To answer your question about time, for sure you need enough time for staff to be released for other things, such as self-care. Having been a busy ward sister once myself, a very long time ago, I would say that you need a really iron culture of prioritising staff. It is a bit like being on an airline. Put your air mask on first, before you do it for others. There is something about the permissions and the urging that Prerana and her team are giving to prioritise wellbeing seriously.
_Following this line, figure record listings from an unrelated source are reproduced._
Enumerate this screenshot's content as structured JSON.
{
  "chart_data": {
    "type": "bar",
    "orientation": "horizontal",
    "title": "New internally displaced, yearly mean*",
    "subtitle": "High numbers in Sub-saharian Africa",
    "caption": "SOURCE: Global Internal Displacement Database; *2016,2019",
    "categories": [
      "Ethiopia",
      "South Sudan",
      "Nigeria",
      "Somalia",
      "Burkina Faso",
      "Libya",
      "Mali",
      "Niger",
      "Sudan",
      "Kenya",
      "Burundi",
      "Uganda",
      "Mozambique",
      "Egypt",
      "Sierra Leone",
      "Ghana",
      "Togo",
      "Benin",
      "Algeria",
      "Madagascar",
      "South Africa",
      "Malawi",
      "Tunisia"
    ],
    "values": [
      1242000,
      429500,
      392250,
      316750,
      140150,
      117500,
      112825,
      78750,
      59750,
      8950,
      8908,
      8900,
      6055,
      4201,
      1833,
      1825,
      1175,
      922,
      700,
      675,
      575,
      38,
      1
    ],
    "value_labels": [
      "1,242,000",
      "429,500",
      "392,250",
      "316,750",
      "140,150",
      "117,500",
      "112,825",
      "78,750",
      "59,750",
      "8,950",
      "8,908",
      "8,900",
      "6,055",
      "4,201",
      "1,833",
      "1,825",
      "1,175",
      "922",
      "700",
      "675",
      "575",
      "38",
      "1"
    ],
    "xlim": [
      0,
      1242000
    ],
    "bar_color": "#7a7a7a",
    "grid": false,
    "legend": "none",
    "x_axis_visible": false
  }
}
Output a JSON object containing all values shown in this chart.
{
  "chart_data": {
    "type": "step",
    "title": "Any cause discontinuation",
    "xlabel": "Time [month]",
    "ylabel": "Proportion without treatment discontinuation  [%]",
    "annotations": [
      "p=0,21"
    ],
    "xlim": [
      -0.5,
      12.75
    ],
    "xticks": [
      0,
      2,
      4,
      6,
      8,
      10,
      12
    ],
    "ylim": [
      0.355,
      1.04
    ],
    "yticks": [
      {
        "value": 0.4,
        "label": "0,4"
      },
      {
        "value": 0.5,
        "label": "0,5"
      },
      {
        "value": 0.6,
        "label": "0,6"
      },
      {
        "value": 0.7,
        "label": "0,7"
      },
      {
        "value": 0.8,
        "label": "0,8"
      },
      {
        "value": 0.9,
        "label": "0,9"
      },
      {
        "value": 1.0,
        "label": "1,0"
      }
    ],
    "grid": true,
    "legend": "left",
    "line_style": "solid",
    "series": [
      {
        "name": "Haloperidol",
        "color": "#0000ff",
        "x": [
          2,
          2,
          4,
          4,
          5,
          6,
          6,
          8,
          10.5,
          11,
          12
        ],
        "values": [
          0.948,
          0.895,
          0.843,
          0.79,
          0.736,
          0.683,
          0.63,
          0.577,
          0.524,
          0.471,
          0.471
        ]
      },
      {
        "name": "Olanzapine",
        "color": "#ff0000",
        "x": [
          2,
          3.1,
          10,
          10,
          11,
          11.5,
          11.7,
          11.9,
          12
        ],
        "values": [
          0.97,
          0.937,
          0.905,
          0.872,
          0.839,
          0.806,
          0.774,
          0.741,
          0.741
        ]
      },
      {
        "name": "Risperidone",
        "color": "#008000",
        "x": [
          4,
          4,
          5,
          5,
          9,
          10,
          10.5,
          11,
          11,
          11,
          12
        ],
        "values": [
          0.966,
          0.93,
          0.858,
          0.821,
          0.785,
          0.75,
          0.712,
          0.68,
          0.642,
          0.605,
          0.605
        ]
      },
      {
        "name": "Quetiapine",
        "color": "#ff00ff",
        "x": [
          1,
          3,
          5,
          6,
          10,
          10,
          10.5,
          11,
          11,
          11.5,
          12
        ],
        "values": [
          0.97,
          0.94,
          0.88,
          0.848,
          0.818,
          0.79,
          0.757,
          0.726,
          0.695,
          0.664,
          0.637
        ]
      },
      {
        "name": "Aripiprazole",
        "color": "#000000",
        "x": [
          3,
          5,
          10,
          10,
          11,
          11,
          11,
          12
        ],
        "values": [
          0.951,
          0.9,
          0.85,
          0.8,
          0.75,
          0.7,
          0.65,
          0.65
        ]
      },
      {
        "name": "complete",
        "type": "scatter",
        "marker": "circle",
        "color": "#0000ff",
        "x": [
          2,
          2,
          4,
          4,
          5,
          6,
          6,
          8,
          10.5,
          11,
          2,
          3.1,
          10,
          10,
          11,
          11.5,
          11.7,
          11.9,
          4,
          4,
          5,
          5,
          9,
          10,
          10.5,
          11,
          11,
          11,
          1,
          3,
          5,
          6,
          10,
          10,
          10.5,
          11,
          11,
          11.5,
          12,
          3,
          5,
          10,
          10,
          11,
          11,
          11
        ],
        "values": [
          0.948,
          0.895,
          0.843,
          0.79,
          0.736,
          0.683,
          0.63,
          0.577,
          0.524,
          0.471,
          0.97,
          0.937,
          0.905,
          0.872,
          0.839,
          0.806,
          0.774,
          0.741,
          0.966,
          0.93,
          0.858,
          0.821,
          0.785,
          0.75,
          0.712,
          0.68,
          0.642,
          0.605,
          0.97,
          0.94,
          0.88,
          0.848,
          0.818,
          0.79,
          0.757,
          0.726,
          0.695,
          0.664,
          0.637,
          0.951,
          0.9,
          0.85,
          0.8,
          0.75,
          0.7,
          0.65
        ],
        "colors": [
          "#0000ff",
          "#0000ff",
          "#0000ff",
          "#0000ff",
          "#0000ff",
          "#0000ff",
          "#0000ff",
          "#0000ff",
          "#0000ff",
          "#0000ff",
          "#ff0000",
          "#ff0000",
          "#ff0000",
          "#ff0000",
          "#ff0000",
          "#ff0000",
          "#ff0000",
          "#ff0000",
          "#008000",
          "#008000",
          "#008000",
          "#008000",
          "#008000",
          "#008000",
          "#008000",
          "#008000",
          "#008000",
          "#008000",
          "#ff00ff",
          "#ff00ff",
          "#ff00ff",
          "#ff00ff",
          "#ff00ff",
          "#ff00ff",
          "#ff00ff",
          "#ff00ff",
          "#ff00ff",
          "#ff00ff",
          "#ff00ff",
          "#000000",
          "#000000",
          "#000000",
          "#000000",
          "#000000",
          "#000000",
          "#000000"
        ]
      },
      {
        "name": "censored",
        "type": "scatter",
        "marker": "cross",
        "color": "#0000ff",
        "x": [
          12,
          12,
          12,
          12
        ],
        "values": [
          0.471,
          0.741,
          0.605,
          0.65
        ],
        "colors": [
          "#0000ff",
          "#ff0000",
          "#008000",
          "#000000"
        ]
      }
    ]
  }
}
My final point is that with our mental health plan, for example, we will only see 2 million more patients a year every year in mental health if we have the staff. There is no point in spending £2.3 billion on a new car if you do not also buy the petrol to go in it. Of course, our NHS staff are the liquid gold of the NHS; they are the lifeblood, so the two go hand in glove.
Chair: That brings this morning’s session to a close. Thank you very much, Claire Murdoch and Prerana Issar, for your important evidence this morning. This is the first evidence session for our inquiry into workforce burnout, which is a very important issue. Thank you, too, for answering so many questions on social care, which is very important, as we are the Select Committee on Health and Social Care. We are very grateful for your time and all your evidence. We are also grateful to the other witnesses we heard from earlier this morning. That brings this morning’s session to a close.